What are Hearing Impairments and Deafness?

Hearing impairment is a hearing loss that prevents a person from totally receiving sounds. This could vary from mild to severe. When a hearing impairment is so severe that a child has little or no functional hearing and relies on visual communication the child is said to be medically deaf. The types of hearing losses include:

Conductive hearing losses: which are caused due to disease or obstruction in the outer or middle ear that prevents sound from moving efficiently.

Sensorineural hearing losses: which are caused due to damage to the sensory hair cells of the cochlea or inner ear or the nerves that supply it. This could happen due to diseases, injuries, or ototoxic drugs such as some antibiotics or non-steroidal anti-inflammatory drugs.

Mixed hearing losses: which are a combination of damage to both the outer-middle ear systems and the inner ear, resulting in conductive hearing loss as well as sensorineural hearing loss.

 Central hearing losses: which are caused by damage to parts of the brain that interpret sound, due to injury, disease, or unknown causes.

Signs and Diagnosis

Hearing loss and deafness can be either acquired or congenital. If acquired, this would be after the birth; due to injury or illness such as ear infections, build up of fluid behind the ear drum or childhood diseases such as measles or chicken pox or due to head injury. If congenital, this condition would be present at birth, due to reasons such as family history, infections and complications during pregnancy such as maternal diabetes or toxicity. A child’s hearing loss or deafness could also be due to another disability such as Downs Syndrome.

Some signs to look outs for include a child not responding to sounds or to his or her own name, has delayed or unclear speech, and are not startled by loud noises. They could also always require a high volume on the tv or radio and often ask for things to be repeated.

Treatment

Hearing loss or deafness does not affect a child’s intellectual capacity or ability to learn, but it could affect a child’s educational performance. Early detection and treatment is important to help the child develop language and communication skills. Special education services required include speech, language, and auditory training from a specialist, amplification systems and services of an interpreter for those students who use sign language.

Conductive hearing losses can be helped by the use of hearing aids and can often be corrected medically or surgically unlike sensorineural hearing losses, which are often permanent.
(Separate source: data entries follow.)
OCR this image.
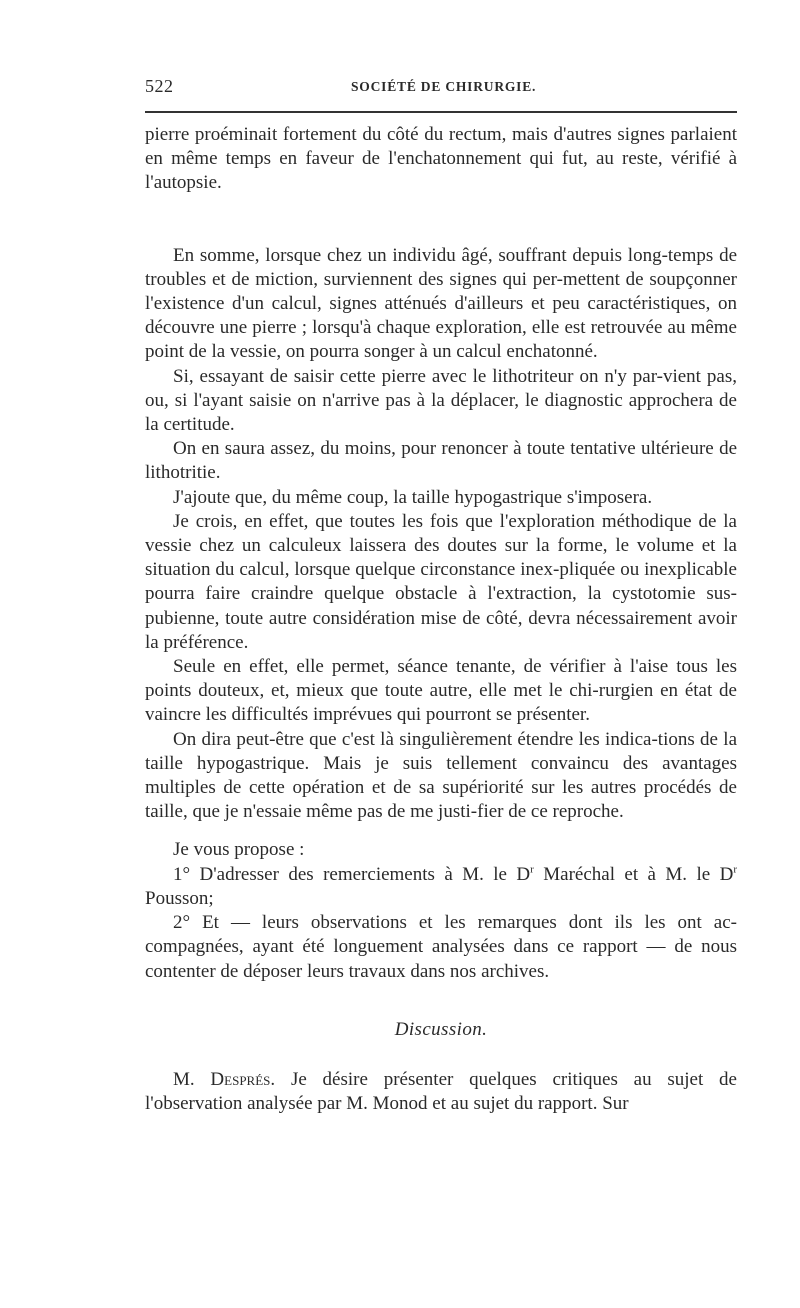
522	SOCIÉTÉ DE CHIRURGIE.

pierre proéminait fortement du côté du rectum, mais d'autres signes parlaient en même temps en faveur de l'enchatonnement qui fut, au reste, vérifié à l'autopsie.

En somme, lorsque chez un individu âgé, souffrant depuis long-temps de troubles et de miction, surviennent des signes qui per-mettent de soupçonner l'existence d'un calcul, signes atténués d'ailleurs et peu caractéristiques, on découvre une pierre ; lorsqu'à chaque exploration, elle est retrouvée au même point de la vessie, on pourra songer à un calcul enchatonné.

Si, essayant de saisir cette pierre avec le lithotriteur on n'y par-vient pas, ou, si l'ayant saisie on n'arrive pas à la déplacer, le diagnostic approchera de la certitude.

On en saura assez, du moins, pour renoncer à toute tentative ultérieure de lithotritie.

J'ajoute que, du même coup, la taille hypogastrique s'imposera.

Je crois, en effet, que toutes les fois que l'exploration méthodique de la vessie chez un calculeux laissera des doutes sur la forme, le volume et la situation du calcul, lorsque quelque circonstance inex-pliquée ou inexplicable pourra faire craindre quelque obstacle à l'extraction, la cystotomie sus-pubienne, toute autre considération mise de côté, devra nécessairement avoir la préférence.

Seule en effet, elle permet, séance tenante, de vérifier à l'aise tous les points douteux, et, mieux que toute autre, elle met le chi-rurgien en état de vaincre les difficultés imprévues qui pourront se présenter.

On dira peut-être que c'est là singulièrement étendre les indica-tions de la taille hypogastrique. Mais je suis tellement convaincu des avantages multiples de cette opération et de sa supériorité sur les autres procédés de taille, que je n'essaie même pas de me justi-fier de ce reproche.

Je vous propose :

1° D'adresser des remerciements à M. le $D^r$ Maréchal et à M. le $D^r$ Pousson;

2° Et — leurs observations et les remarques dont ils les ont ac-compagnées, ayant été longuement analysées dans ce rapport — de nous contenter de déposer leurs travaux dans nos archives.

Discussion.

M. Després. Je désire présenter quelques critiques au sujet de l'observation analysée par M. Monod et au sujet du rapport. Sur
Early access to language, signed and spoken is important and will help the child’s development specially when they start reading and writing at school. It will therefore be helpful to communicate with the child through facial expression, signing, speaking and gestures, to help the child learn to communicate and develop language as early as possible.
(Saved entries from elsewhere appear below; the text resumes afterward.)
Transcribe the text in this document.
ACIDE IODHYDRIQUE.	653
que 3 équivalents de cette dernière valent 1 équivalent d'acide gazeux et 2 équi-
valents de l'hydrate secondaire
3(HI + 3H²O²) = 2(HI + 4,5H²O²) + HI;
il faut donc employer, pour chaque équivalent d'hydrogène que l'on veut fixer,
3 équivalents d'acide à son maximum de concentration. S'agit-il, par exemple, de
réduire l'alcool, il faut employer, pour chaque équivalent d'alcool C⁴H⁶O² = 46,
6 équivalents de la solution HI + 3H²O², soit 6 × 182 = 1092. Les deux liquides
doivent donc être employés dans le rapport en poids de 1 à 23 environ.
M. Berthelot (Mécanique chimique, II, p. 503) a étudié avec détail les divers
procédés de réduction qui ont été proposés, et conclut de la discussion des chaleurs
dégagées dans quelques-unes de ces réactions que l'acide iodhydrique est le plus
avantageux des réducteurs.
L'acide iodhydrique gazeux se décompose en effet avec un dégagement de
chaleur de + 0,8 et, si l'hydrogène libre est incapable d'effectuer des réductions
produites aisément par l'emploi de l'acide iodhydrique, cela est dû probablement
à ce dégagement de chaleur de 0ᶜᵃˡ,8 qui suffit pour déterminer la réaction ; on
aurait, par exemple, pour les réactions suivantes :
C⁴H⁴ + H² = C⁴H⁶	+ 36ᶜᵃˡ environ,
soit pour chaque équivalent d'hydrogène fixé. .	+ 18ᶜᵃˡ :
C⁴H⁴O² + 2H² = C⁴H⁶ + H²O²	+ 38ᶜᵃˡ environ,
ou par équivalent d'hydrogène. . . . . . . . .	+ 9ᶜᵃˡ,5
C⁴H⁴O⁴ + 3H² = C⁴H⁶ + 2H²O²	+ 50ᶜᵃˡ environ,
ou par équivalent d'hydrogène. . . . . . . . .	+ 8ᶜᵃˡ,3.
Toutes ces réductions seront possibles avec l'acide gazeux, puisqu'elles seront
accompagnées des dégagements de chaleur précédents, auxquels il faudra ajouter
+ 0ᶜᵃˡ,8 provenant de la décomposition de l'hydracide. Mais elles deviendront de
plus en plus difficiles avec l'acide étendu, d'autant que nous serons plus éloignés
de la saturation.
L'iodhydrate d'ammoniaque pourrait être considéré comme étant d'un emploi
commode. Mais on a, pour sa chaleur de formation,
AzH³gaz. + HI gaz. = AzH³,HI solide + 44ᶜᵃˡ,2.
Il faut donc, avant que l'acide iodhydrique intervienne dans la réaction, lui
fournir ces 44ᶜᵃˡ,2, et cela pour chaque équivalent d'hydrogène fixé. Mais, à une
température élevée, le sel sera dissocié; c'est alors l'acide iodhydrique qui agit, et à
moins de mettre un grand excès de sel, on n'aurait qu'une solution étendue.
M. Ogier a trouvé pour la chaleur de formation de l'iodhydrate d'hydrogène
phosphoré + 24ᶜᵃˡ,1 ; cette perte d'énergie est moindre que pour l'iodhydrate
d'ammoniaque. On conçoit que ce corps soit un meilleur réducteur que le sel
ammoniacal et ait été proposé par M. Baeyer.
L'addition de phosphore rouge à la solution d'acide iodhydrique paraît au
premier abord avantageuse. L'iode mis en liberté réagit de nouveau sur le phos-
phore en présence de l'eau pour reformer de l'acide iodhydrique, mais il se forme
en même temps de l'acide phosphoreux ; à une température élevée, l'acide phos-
For most children with mild hearing loss, treatment can help them hear normally again. For some children who can’t hear or understand words even with the help of hearing aids, a tiny electronic device called a cochlear implant, which is surgically placed in the cochlea, would help turn sounds into electrical signals that stimulate the hearing nerve directly.

With the help of proper treatment including communication and language skills, children with hearing impairment and deafness can go on to further education and lead successful and fulfilling lives.